The OLPF does not always eliminate moiré, however, which is why cinematographers and costume designers must carefully consider the textile patterns that will be presented on camera. The likelihood of moiré is affected by the number of photosites on the sensor, as discussed, and also by the contrast of lighting, the re-solving power of the individual lens, the compression algorithm of the recording format, and the compression algorithm of the postproduction delivery format. The cinematographer must consider all these points in the workflow to ensure that no moiré is ever captured on camera.
One particular complication is that moiré can appear on a monitor that is downsampling the resolution of the camera even if the artifact is not actually recorded in the image itself. If your camera has 4,096 photosites across the sensor but you’re assessing the image on a 1,920-pixel monitor, the Nyquist limit of the monitor is significantly lower than that of the camera (960 as opposed to 2,048), which means the image will moiré on the monitor long before it will on the camera. The best way to check is to use a monitor with a 1:1 pixel function to magnify the image so that it is in parity with the camera’s sensor.
“If moiré is recorded by the camera, it cannot be easily removed from the image in postproduction.”

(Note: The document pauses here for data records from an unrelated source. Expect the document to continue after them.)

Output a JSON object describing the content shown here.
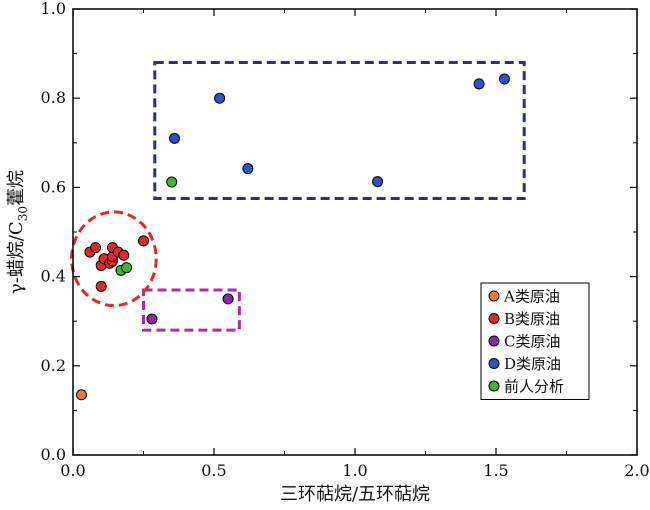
{
  "chart_data": {
    "type": "scatter",
    "xlabel": "三环萜烷/五环萜烷",
    "ylabel_main": "γ-蜡烷/C",
    "ylabel_sub": "30",
    "ylabel_end": "藿烷",
    "xlim": [
      0.0,
      2.0
    ],
    "ylim": [
      0.0,
      1.0
    ],
    "xticks": [
      "0.0",
      "0.5",
      "1.0",
      "1.5",
      "2.0"
    ],
    "yticks": [
      "0.0",
      "0.2",
      "0.4",
      "0.6",
      "0.8",
      "1.0"
    ],
    "legend_position": "lower-right",
    "series": [
      {
        "name": "A类原油",
        "color": "#f07a2a",
        "points": [
          [
            0.03,
            0.135
          ]
        ]
      },
      {
        "name": "B类原油",
        "color": "#e02a2a",
        "points": [
          [
            0.06,
            0.455
          ],
          [
            0.08,
            0.465
          ],
          [
            0.1,
            0.425
          ],
          [
            0.1,
            0.378
          ],
          [
            0.11,
            0.44
          ],
          [
            0.13,
            0.43
          ],
          [
            0.14,
            0.435
          ],
          [
            0.14,
            0.445
          ],
          [
            0.14,
            0.465
          ],
          [
            0.16,
            0.455
          ],
          [
            0.18,
            0.448
          ],
          [
            0.25,
            0.48
          ]
        ]
      },
      {
        "name": "C类原油",
        "color": "#8b2aa8",
        "points": [
          [
            0.28,
            0.305
          ],
          [
            0.55,
            0.35
          ]
        ]
      },
      {
        "name": "D类原油",
        "color": "#2a55c8",
        "points": [
          [
            0.36,
            0.71
          ],
          [
            0.52,
            0.8
          ],
          [
            0.62,
            0.642
          ],
          [
            1.08,
            0.613
          ],
          [
            1.44,
            0.832
          ],
          [
            1.53,
            0.843
          ]
        ]
      },
      {
        "name": "前人分析",
        "color": "#3aba2a",
        "points": [
          [
            0.35,
            0.612
          ],
          [
            0.17,
            0.414
          ],
          [
            0.19,
            0.42
          ]
        ]
      }
    ],
    "annotations": [
      {
        "kind": "rect",
        "color": "#2a2a9a",
        "x": [
          0.29,
          1.6
        ],
        "y": [
          0.575,
          0.88
        ]
      },
      {
        "kind": "rect",
        "color": "#b02aa8",
        "x": [
          0.25,
          0.59
        ],
        "y": [
          0.28,
          0.37
        ]
      },
      {
        "kind": "ellipse",
        "color": "#e02a2a",
        "cx": 0.145,
        "cy": 0.44,
        "rx": 0.15,
        "ry": 0.105
      }
    ]
  }
}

If you end up working with a textile that is causing moiré and there is no way to replace it with a different material, there are several things you can try. Moving the camera slightly closer to the subject or shifting to a tighter focal length, thus increasing the size of the pattern in the frame — and removing the resonance between the textile pattern and the digital sensor — can help eliminate moiré. You can also move the camera slightly farther away from the pattern or shift to a wider focal length, thus removing the ability of the sensor to discern the fine detail that’s causing the issue.

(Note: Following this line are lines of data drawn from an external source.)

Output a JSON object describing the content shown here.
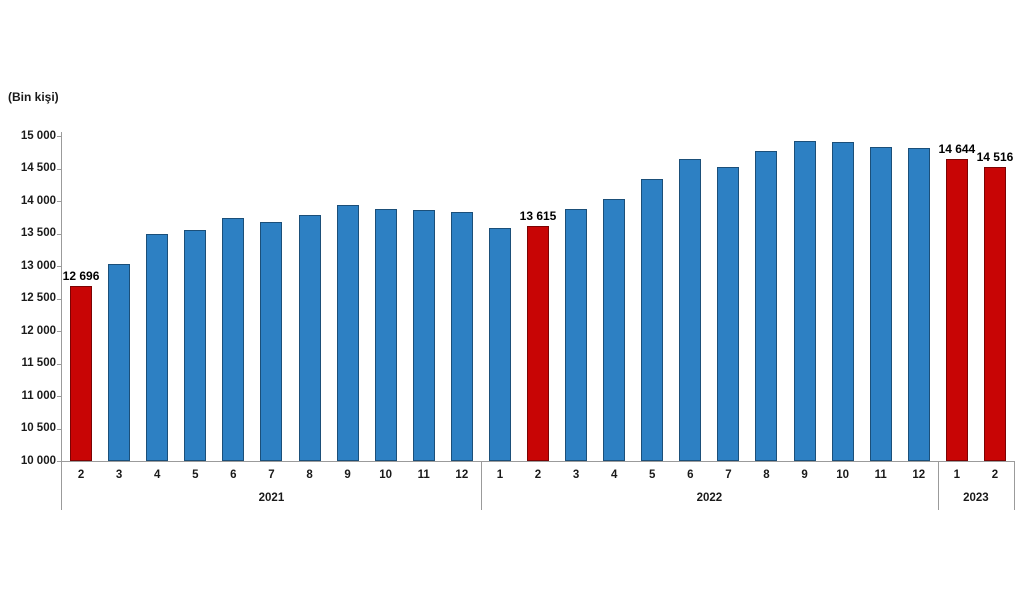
{
  "chart_data": {
    "type": "bar",
    "title": "",
    "xlabel": "",
    "ylabel": "(Bin kişi)",
    "ylim": [
      10000,
      15000
    ],
    "ytick_step": 500,
    "yticks": [
      {
        "value": 15000,
        "label": "15 000"
      },
      {
        "value": 14500,
        "label": "14 500"
      },
      {
        "value": 14000,
        "label": "14 000"
      },
      {
        "value": 13500,
        "label": "13 500"
      },
      {
        "value": 13000,
        "label": "13 000"
      },
      {
        "value": 12500,
        "label": "12 500"
      },
      {
        "value": 12000,
        "label": "12 000"
      },
      {
        "value": 11500,
        "label": "11 500"
      },
      {
        "value": 11000,
        "label": "11 000"
      },
      {
        "value": 10500,
        "label": "10 500"
      },
      {
        "value": 10000,
        "label": "10 000"
      }
    ],
    "grid": false,
    "legend": null,
    "colors": {
      "bar_default": "#2d80c3",
      "bar_highlight": "#c80505",
      "axis": "#9b9b9b",
      "text": "#1a1a1a"
    },
    "groups": [
      {
        "year": "2021",
        "count": 11
      },
      {
        "year": "2022",
        "count": 12
      },
      {
        "year": "2023",
        "count": 2
      }
    ],
    "points": [
      {
        "year": "2021",
        "month": "2",
        "value": 12696,
        "highlight": true,
        "label": "12 696"
      },
      {
        "year": "2021",
        "month": "3",
        "value": 13030,
        "highlight": false,
        "label": ""
      },
      {
        "year": "2021",
        "month": "4",
        "value": 13490,
        "highlight": false,
        "label": ""
      },
      {
        "year": "2021",
        "month": "5",
        "value": 13550,
        "highlight": false,
        "label": ""
      },
      {
        "year": "2021",
        "month": "6",
        "value": 13740,
        "highlight": false,
        "label": ""
      },
      {
        "year": "2021",
        "month": "7",
        "value": 13670,
        "highlight": false,
        "label": ""
      },
      {
        "year": "2021",
        "month": "8",
        "value": 13785,
        "highlight": false,
        "label": ""
      },
      {
        "year": "2021",
        "month": "9",
        "value": 13935,
        "highlight": false,
        "label": ""
      },
      {
        "year": "2021",
        "month": "10",
        "value": 13870,
        "highlight": false,
        "label": ""
      },
      {
        "year": "2021",
        "month": "11",
        "value": 13860,
        "highlight": false,
        "label": ""
      },
      {
        "year": "2021",
        "month": "12",
        "value": 13825,
        "highlight": false,
        "label": ""
      },
      {
        "year": "2022",
        "month": "1",
        "value": 13580,
        "highlight": false,
        "label": ""
      },
      {
        "year": "2022",
        "month": "2",
        "value": 13615,
        "highlight": true,
        "label": "13 615"
      },
      {
        "year": "2022",
        "month": "3",
        "value": 13875,
        "highlight": false,
        "label": ""
      },
      {
        "year": "2022",
        "month": "4",
        "value": 14030,
        "highlight": false,
        "label": ""
      },
      {
        "year": "2022",
        "month": "5",
        "value": 14340,
        "highlight": false,
        "label": ""
      },
      {
        "year": "2022",
        "month": "6",
        "value": 14650,
        "highlight": false,
        "label": ""
      },
      {
        "year": "2022",
        "month": "7",
        "value": 14530,
        "highlight": false,
        "label": ""
      },
      {
        "year": "2022",
        "month": "8",
        "value": 14775,
        "highlight": false,
        "label": ""
      },
      {
        "year": "2022",
        "month": "9",
        "value": 14930,
        "highlight": false,
        "label": ""
      },
      {
        "year": "2022",
        "month": "10",
        "value": 14905,
        "highlight": false,
        "label": ""
      },
      {
        "year": "2022",
        "month": "11",
        "value": 14830,
        "highlight": false,
        "label": ""
      },
      {
        "year": "2022",
        "month": "12",
        "value": 14815,
        "highlight": false,
        "label": ""
      },
      {
        "year": "2023",
        "month": "1",
        "value": 14644,
        "highlight": true,
        "label": "14 644"
      },
      {
        "year": "2023",
        "month": "2",
        "value": 14516,
        "highlight": true,
        "label": "14 516"
      }
    ]
  }
}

If you really need the precise shot that’s causing the moiré problem, you can increase the sampling size (or number of photosites on the sensor) by switching to a larger-format camera. An 8K sensor with 8,192 photosites across the imager, for example, will have a Nyquist limit of 4,096. If we assume the same 36mm width of this sensor as submitted above, then the finest detail the system can reproduce is 114 lp/mm — twice as fine as a 4K imager.
Aliasing in the Eye
The Nyquist limit is not confined to digital sensors. The human eye has a Nyquist limit, too; there is a finite spatial frequency our eyes can resolve before we see aliasing. When you look at the fine pattern of a window screen, for example, you might notice a wavy variation of contrast that “swims” when you move your head slightly. That’s moiré happening in your eye because the spatial frequency of that pattern violates your Nyquist limit. If you step closer to the screen, the moiré might disappear. That’s because the spatial frequency of the pattern you’re looking at has dropped because you have moved closer to it, and the pattern subtends a larger angle on your retina. In essence, by moving closer, you have reduced the spatial frequency of the window screen according to your eye.
LED Walls and Moiré
Another situation in which the Nyquist-Shannon sampling theorem rears its head, and one that is becoming more common, is when digital cameras photograph LED walls. LED walls comprise a finite pattern of pixels — an isotropic grid — and this rigid geometric pattern of pixels has its own fixed spatial frequency. Therefore, when the camera focuses on the LED screen, it can cause significant moiré in the image. The finer the pixel pitch of the screen and the higher the photosite count of the sensor, the less chance there is of seeing moiré, and, generally speaking, the farther away and the more out of focus the LED screen is, the less likely you are to encounter it.